Opening Argument – Holding Telecoms Hostage: A Risky Game
by Stuart Taylor, Jr.
Suppose that the next big terrorist attack on our country comes two weeks after a new Democratic president has taken office. Simultaneous suicide bombings devastate 20 schools and shopping malls around the country, killing 1,500 people. The intelligence agencies believe that at least 20 more trained jihadists, including American citizens, are in the United States planning follow-up attacks.
The president is told that the best hope of stopping a second wave of attacks is to immediately wiretap as many calls and e-mails as possible from and to every private citizen who has been to Pakistan or Afghanistan since 1999. These hundreds of domestic wiretaps, with neither warrants nor probable cause to suspect any individual of terrorist ties, might well violate the Foreign Intelligence Surveillance Act.

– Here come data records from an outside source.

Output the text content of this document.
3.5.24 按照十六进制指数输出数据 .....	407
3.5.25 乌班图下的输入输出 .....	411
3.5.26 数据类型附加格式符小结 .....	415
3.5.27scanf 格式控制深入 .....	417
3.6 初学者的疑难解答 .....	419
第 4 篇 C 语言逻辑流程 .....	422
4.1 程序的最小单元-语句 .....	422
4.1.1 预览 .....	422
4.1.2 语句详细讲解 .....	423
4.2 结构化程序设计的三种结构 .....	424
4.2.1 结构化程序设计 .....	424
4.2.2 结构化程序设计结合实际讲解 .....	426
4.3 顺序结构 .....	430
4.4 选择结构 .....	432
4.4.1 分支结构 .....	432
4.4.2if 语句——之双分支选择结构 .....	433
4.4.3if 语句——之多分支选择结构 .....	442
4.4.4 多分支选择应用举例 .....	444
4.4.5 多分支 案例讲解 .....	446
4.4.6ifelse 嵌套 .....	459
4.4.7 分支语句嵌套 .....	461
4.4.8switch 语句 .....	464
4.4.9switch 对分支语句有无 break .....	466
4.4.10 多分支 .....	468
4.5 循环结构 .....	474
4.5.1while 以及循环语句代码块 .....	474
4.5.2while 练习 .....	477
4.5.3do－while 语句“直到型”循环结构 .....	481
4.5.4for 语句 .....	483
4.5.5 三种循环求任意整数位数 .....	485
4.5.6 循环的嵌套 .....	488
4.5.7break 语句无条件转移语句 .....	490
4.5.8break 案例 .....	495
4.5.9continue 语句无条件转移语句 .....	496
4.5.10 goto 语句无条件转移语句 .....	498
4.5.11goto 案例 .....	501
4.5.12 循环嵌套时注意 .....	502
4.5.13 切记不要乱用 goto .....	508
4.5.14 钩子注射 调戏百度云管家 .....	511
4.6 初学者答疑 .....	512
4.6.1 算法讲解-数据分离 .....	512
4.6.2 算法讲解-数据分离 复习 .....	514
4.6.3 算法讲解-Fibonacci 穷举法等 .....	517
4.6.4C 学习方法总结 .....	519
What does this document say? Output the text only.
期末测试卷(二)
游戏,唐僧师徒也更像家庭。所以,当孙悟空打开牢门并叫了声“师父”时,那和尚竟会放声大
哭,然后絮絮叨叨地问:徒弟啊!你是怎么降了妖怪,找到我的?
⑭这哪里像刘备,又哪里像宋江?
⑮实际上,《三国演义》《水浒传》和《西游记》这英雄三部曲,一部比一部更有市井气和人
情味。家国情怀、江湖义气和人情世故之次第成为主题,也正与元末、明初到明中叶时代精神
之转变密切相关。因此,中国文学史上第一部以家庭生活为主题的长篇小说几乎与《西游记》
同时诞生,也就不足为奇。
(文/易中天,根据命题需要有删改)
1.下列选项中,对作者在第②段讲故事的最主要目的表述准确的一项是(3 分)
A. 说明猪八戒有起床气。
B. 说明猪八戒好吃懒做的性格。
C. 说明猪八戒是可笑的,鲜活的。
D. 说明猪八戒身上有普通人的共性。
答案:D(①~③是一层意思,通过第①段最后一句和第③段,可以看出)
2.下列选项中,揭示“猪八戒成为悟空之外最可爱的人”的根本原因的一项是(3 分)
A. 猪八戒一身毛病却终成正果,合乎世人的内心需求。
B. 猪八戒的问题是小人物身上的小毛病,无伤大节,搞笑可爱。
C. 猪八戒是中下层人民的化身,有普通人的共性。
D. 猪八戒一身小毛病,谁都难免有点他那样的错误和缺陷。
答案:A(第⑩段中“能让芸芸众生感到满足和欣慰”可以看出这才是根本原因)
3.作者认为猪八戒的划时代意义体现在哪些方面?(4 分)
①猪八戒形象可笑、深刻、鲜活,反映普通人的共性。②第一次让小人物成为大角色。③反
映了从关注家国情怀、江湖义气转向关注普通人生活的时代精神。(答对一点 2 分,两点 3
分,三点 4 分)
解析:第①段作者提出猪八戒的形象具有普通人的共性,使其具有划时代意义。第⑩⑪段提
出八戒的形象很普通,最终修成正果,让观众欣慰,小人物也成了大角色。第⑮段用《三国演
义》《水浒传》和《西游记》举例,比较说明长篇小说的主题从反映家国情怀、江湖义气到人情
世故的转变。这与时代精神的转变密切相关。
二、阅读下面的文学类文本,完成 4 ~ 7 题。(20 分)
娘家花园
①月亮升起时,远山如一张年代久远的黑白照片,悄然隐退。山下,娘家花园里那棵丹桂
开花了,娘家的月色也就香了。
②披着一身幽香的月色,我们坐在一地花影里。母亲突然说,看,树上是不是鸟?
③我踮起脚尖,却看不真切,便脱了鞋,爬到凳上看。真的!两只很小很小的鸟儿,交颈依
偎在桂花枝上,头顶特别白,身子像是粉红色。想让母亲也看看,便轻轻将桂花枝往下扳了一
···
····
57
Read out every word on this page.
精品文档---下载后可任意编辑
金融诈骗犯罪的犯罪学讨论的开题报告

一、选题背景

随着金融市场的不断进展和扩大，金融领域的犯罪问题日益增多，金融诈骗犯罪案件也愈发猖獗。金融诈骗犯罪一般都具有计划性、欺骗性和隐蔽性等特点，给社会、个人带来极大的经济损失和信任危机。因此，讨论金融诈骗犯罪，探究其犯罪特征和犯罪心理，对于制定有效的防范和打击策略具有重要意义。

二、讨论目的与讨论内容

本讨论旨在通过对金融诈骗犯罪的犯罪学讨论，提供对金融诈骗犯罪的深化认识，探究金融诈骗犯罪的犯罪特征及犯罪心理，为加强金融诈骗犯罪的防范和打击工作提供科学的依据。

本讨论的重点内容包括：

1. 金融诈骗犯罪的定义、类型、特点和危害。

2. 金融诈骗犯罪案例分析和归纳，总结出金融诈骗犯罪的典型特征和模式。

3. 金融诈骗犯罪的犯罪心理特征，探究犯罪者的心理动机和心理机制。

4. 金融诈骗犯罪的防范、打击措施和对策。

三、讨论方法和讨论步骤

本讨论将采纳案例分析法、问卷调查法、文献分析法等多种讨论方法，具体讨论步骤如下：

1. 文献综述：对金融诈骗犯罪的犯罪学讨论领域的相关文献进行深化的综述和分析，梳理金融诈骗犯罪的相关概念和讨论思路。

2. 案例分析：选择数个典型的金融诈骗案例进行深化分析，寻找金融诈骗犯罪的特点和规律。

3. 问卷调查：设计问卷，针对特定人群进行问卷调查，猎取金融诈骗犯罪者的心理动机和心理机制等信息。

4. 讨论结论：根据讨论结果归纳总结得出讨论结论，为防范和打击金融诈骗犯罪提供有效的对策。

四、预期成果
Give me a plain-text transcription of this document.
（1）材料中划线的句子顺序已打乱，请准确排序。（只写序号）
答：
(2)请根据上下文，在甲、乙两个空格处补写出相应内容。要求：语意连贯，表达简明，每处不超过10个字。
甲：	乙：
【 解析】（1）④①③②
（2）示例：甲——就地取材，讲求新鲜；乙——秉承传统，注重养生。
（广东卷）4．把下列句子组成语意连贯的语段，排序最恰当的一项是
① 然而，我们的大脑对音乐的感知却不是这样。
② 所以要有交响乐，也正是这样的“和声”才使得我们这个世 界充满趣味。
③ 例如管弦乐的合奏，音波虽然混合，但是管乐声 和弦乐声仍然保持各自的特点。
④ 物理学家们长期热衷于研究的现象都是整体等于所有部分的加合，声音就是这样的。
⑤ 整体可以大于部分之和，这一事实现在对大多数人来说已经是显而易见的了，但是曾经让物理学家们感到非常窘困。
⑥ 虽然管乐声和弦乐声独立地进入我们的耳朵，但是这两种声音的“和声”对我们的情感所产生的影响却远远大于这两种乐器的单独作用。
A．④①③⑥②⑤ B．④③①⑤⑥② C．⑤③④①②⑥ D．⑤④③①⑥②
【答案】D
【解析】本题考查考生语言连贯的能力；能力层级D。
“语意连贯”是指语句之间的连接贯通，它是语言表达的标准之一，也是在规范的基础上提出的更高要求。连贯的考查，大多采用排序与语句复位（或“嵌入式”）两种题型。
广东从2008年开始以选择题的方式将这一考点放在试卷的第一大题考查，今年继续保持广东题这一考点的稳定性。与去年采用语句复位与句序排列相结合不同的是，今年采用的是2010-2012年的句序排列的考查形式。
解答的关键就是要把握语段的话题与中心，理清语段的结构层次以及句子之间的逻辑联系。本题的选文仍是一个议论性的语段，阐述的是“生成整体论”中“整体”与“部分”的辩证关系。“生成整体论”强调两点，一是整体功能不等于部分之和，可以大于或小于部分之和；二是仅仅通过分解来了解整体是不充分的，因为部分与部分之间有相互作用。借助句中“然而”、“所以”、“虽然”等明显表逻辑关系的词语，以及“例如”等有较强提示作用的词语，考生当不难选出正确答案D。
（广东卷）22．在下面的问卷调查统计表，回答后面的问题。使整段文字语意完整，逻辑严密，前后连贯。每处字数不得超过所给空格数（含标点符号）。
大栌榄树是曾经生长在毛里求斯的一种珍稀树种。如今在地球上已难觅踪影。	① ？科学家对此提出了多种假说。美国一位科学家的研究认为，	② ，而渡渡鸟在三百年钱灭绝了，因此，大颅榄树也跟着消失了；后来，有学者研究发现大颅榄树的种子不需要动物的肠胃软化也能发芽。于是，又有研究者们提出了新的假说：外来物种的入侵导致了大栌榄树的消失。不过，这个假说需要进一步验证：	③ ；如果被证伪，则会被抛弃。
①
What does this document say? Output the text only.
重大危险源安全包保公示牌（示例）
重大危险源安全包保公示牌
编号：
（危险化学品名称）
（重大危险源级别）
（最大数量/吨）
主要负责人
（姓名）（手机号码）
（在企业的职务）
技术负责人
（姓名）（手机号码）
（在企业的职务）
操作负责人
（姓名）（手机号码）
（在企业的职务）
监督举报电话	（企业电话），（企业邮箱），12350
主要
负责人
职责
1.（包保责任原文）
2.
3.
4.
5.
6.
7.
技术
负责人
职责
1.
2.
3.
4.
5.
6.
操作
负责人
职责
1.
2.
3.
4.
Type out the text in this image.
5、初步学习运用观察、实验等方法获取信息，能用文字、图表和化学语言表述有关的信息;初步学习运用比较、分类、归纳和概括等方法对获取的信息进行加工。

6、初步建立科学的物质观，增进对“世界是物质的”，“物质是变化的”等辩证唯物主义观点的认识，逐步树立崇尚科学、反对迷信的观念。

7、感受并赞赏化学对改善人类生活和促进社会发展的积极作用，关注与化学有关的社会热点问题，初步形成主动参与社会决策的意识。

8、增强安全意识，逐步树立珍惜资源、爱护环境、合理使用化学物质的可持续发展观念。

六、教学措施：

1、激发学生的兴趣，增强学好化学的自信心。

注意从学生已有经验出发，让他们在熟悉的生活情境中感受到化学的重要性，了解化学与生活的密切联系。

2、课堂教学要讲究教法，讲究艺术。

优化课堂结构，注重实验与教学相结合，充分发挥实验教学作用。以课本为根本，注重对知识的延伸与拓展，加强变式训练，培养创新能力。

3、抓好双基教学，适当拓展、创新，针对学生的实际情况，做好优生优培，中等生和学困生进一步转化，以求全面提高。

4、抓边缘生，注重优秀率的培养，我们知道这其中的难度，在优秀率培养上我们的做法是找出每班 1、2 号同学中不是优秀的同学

The president nonetheless asks the major telephone companies to place the taps for 30 days while the administration seeks congressional approval. He or she also assures the telecoms in writing that the new attorney general has advised that the Constitution empowers the president to temporarily override FISA during such an emergency — a controversial theory never tested in court.
Most Americans would want the telecoms to say yes without hesitation. But the telecoms would have reason to say no — or delay for a few dangerous days to consult their lawyers — if liberals and libertarians get their way in a battle currently raging in Congress.
The issue is whether to immunize these same telecoms retroactively, as President Bush and a bipartisan majority of the Senate Select Committee on Intelligence (including Chairman Jay Rockefeller IV) urge, from liability for having said yes to Bush’s warrantless surveillance program during the unprecedented national crisis precipitated by the 9/11 attacks.